18 Mayıs 2012 Cuma

18 Mayıs 1944 Unutulmayacak !

Yaşadığımız günlerde Avrupa ülkelerinde çeşitli politik düşüncelerle Soykırım üzerine geniş eğilimler olduğunu gözlemlemekteyiz.
Bazı Avrupa ülkeleri veya politik kurumları ve şahıslar kendi vicdanlarını rahatlatma amacıyla hareket ederken mensupları oldukları toplumların tarihlerini gözardı etmektedirler.
Unutulmamalı ki; Sadece 1. dünya savaşı değil, 2. Dünya Savaşı da büyük soykırımlarına sahne olmuş, bir sürü millet ve halk soykırıma maruz kalmışlardır.
Nazi Almanyası'nın soykırımına maruz kalan Yahudiler ve Çingeneler dışında da Sovyetler Birliğinin soykırıma uğrattığı milletler nedense gündeme getirilmemektedir .

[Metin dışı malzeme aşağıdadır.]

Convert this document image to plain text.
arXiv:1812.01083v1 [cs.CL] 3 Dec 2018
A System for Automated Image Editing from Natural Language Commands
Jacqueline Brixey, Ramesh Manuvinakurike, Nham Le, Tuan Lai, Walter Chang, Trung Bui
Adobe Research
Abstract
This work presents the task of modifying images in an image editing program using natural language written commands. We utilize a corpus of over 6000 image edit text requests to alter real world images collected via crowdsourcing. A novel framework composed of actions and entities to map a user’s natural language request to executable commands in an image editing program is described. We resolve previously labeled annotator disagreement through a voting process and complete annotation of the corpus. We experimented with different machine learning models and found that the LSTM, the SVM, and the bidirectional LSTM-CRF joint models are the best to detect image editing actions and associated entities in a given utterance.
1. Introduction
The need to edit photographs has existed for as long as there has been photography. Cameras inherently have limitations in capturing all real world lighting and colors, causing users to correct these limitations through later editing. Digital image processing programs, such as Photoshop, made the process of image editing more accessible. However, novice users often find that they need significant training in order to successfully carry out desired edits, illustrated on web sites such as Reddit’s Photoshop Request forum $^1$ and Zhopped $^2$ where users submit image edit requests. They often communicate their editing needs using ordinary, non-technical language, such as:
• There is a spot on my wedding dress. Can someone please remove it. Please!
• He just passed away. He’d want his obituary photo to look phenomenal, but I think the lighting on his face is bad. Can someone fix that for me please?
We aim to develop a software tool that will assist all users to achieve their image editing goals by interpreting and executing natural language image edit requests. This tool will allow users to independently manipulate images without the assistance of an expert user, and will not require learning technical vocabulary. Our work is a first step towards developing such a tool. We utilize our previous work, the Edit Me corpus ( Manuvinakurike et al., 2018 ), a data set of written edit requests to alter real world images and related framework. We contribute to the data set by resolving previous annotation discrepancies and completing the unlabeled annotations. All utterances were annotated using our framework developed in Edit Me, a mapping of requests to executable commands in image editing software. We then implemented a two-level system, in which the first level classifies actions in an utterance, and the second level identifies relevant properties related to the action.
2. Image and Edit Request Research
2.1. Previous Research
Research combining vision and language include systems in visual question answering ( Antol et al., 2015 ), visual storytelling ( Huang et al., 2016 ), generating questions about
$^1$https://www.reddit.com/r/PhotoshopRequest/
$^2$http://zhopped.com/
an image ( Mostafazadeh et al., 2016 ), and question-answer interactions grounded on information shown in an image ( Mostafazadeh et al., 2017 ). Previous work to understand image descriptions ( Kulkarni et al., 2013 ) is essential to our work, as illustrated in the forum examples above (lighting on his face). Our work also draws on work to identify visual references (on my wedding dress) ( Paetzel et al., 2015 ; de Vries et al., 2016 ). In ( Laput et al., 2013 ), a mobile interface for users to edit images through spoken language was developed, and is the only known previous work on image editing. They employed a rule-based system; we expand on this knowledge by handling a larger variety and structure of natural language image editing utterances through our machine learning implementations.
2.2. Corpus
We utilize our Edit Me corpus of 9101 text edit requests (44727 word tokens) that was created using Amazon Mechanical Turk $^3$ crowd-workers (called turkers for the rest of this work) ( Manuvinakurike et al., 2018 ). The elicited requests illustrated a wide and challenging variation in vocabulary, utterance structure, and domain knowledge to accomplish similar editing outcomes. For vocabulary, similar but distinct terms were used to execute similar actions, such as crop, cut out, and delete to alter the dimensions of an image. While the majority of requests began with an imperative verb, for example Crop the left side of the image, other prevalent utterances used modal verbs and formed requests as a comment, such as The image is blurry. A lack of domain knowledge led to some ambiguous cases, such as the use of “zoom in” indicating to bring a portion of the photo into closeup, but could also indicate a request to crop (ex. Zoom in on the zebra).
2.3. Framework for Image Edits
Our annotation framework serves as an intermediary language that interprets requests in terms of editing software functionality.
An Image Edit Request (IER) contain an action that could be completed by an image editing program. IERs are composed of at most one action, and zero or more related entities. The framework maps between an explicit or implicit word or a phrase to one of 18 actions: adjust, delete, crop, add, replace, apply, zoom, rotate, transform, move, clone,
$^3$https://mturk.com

Almanlarla savaşta olması sebebiyle Sovyetler Birliği sınırları içinde yaşayan Alman asıllıların dışında 8 Ekim 1943 tarihli SSCB YSP kararnamesiyle toplam 93.139 Kalmuk Türkü Altay, Krasnoyarsk, Omsk ve Novosibirsk bölgelerindeki özel iskan alanlarına sürgün edilmiştir. 2 Kasım 1943'te ise toplam 69.267 Karaçay Türkü vatanlarından zorla çıkartılmıştır.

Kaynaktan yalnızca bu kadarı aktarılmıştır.